USDA: Relocations caused significant workforce damage
- By FederalSoup Staff
- Feb 02, 2021
The Department of Agriculture is a critical piece of the federal government—with over 100,000 employees, and a deep bench of experts whose work has national and international impact.
Like most federal agencies, USDA and just about all of its components are headquartered in the nation’s capital. But—professing aims of saving money, decentralizing the government and other alleged improvements—the last administration relocated two key units 1,000 miles west to Kansas City.

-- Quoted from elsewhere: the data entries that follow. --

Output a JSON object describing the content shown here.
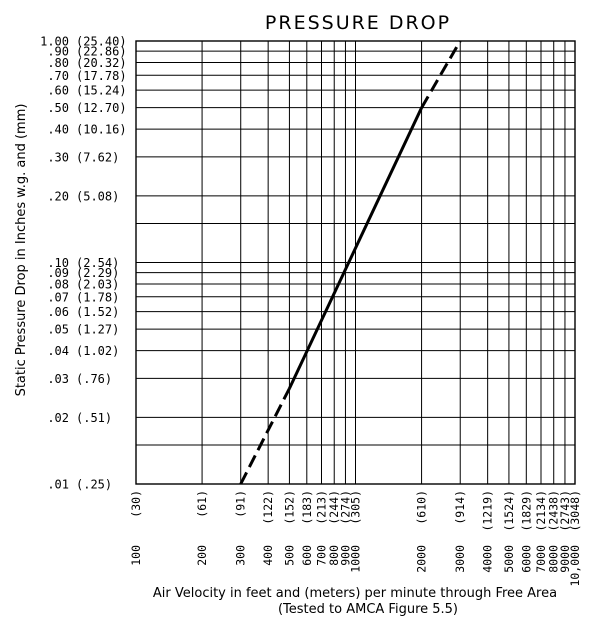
{
  "chart_data": {
    "type": "line",
    "title": "PRESSURE DROP",
    "xlabel": "Air Velocity in feet and (meters) per minute through Free Area",
    "xlabel_note": "(Tested to AMCA Figure 5.5)",
    "ylabel": "Static Pressure Drop in Inches w.g. and (mm)",
    "xscale": "log",
    "yscale": "log",
    "xlim": [
      100,
      10000
    ],
    "ylim": [
      0.01,
      1.0
    ],
    "grid": true,
    "x_ticks": [
      {
        "fpm": "100",
        "m": "(30)"
      },
      {
        "fpm": "200",
        "m": "(61)"
      },
      {
        "fpm": "300",
        "m": "(91)"
      },
      {
        "fpm": "400",
        "m": "(122)"
      },
      {
        "fpm": "500",
        "m": "(152)"
      },
      {
        "fpm": "600",
        "m": "(183)"
      },
      {
        "fpm": "700",
        "m": "(213)"
      },
      {
        "fpm": "800",
        "m": "(244)"
      },
      {
        "fpm": "900",
        "m": "(274)"
      },
      {
        "fpm": "1000",
        "m": "(305)"
      },
      {
        "fpm": "2000",
        "m": "(610)"
      },
      {
        "fpm": "3000",
        "m": "(914)"
      },
      {
        "fpm": "4000",
        "m": "(1219)"
      },
      {
        "fpm": "5000",
        "m": "(1524)"
      },
      {
        "fpm": "6000",
        "m": "(1829)"
      },
      {
        "fpm": "7000",
        "m": "(2134)"
      },
      {
        "fpm": "8000",
        "m": "(2438)"
      },
      {
        "fpm": "9000",
        "m": "(2743)"
      },
      {
        "fpm": "10,000",
        "m": "(3048)"
      }
    ],
    "y_ticks": [
      {
        "in": ".01",
        "mm": "(.25)"
      },
      {
        "in": ".02",
        "mm": "(.51)"
      },
      {
        "in": ".03",
        "mm": "(.76)"
      },
      {
        "in": ".04",
        "mm": "(1.02)"
      },
      {
        "in": ".05",
        "mm": "(1.27)"
      },
      {
        "in": ".06",
        "mm": "(1.52)"
      },
      {
        "in": ".07",
        "mm": "(1.78)"
      },
      {
        "in": ".08",
        "mm": "(2.03)"
      },
      {
        "in": ".09",
        "mm": "(2.29)"
      },
      {
        "in": ".10",
        "mm": "(2.54)"
      },
      {
        "in": ".20",
        "mm": "(5.08)"
      },
      {
        "in": ".30",
        "mm": "(7.62)"
      },
      {
        "in": ".40",
        "mm": "(10.16)"
      },
      {
        "in": ".50",
        "mm": "(12.70)"
      },
      {
        "in": ".60",
        "mm": "(15.24)"
      },
      {
        "in": ".70",
        "mm": "(17.78)"
      },
      {
        "in": ".80",
        "mm": "(20.32)"
      },
      {
        "in": ".90",
        "mm": "(22.86)"
      },
      {
        "in": "1.00",
        "mm": "(25.40)"
      }
    ],
    "series": [
      {
        "style": "dashed",
        "x": [
          300,
          500
        ],
        "y": [
          0.01,
          0.027
        ]
      },
      {
        "style": "solid",
        "x": [
          500,
          2000
        ],
        "y": [
          0.027,
          0.5
        ]
      },
      {
        "style": "dashed",
        "x": [
          2000,
          3000
        ],
        "y": [
          0.5,
          1.0
        ]
      }
    ]
  }
}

Over the last couple of years USDA’s National Institute of Food and Agriculture and its Economic Research Service made the long and arduous sojourn.
Now, a news report from National Public Radio tallies up some of the substantial workforce dysfunction—harms broadly predicted by employee unions and personnel experts—that the move inflicted, both in terms of employees who quit or retired early and morale among the remaining workforce.
For example, large numbers of feds have separated from the agencies in direct reaction to the forced move, according to sources quoted in the piece.
Employee departures have been joined by plummeting morale among those who remain, resulting in a massive drop in productivity as evidenced by shrinking numbers of research reports produced in recent years—as well as other troubling landmarks cited by the report’s authors. The report also contains some recommendations on how the incoming administration might ameliorate and even reverse some of the damage.